AVANA candidate for President of Madagascar
- Election date 20 December 2013
- Opponent: Hery Rajaonarimampianina
- Incumbent: Andry Rajoelina

Personal details
- Born: 22 March 1952 (age 74)
- Party: AVANA
- Children: 2
- Profession: Politician, medical doctor
- Website: www.robinson2013.mg

= Jean Louis Robinson =

Malagasy politician

Jean-Louis Richard Robinson (born 22 March 1952) is a Malagasy politician and medical doctor.

Robinson was the top contender in the first round of the 2013 general election held in September 2013. He lost the run-off against Hery Rajaonarimampianina in the second round of presidential elections held in December 2013, earning 46.5% of the vote against 53.5% for Rajaonarimampianina.

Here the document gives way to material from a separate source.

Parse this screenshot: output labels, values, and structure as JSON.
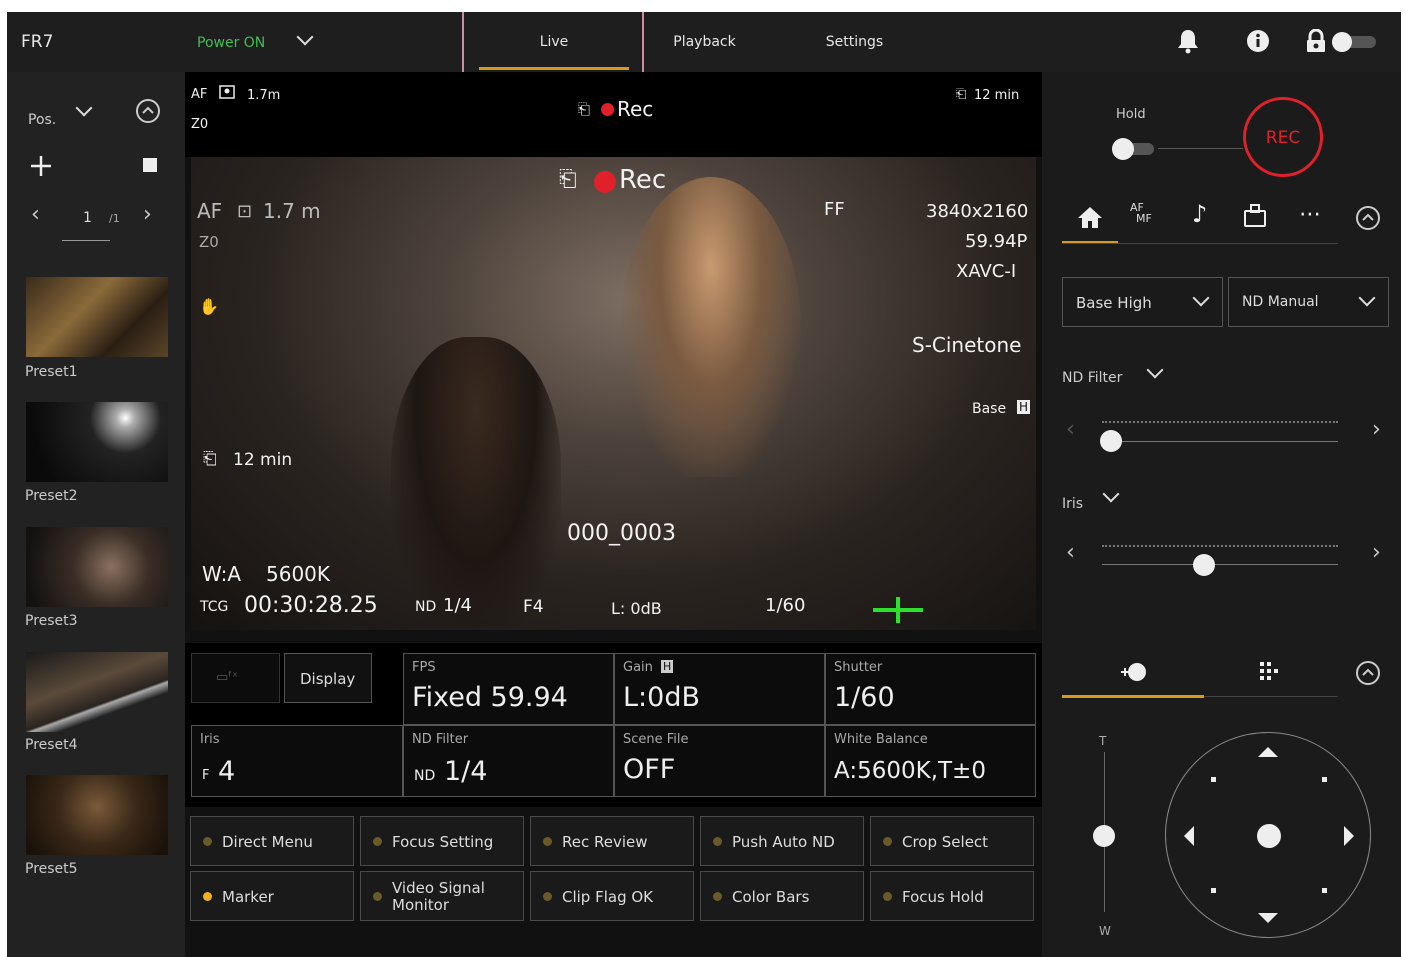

Robinson served in the government of Madagascar as Minister of Health under President Marc Ravalomanana, and he was the Ravalomanana camp's candidate in the 2013 election.

==Political career==
He had been twice the minister of health from 2004 to 2006 (in the government of Jacques Sylla) and from 2007 to 2008 (in the government of Charles Rabemananjara) before being named mister of sports in the same government of Rabemananjara from 2008 to 2009.

==Ambassador==
He was appointed ambassador of Madagascar in China on 2019.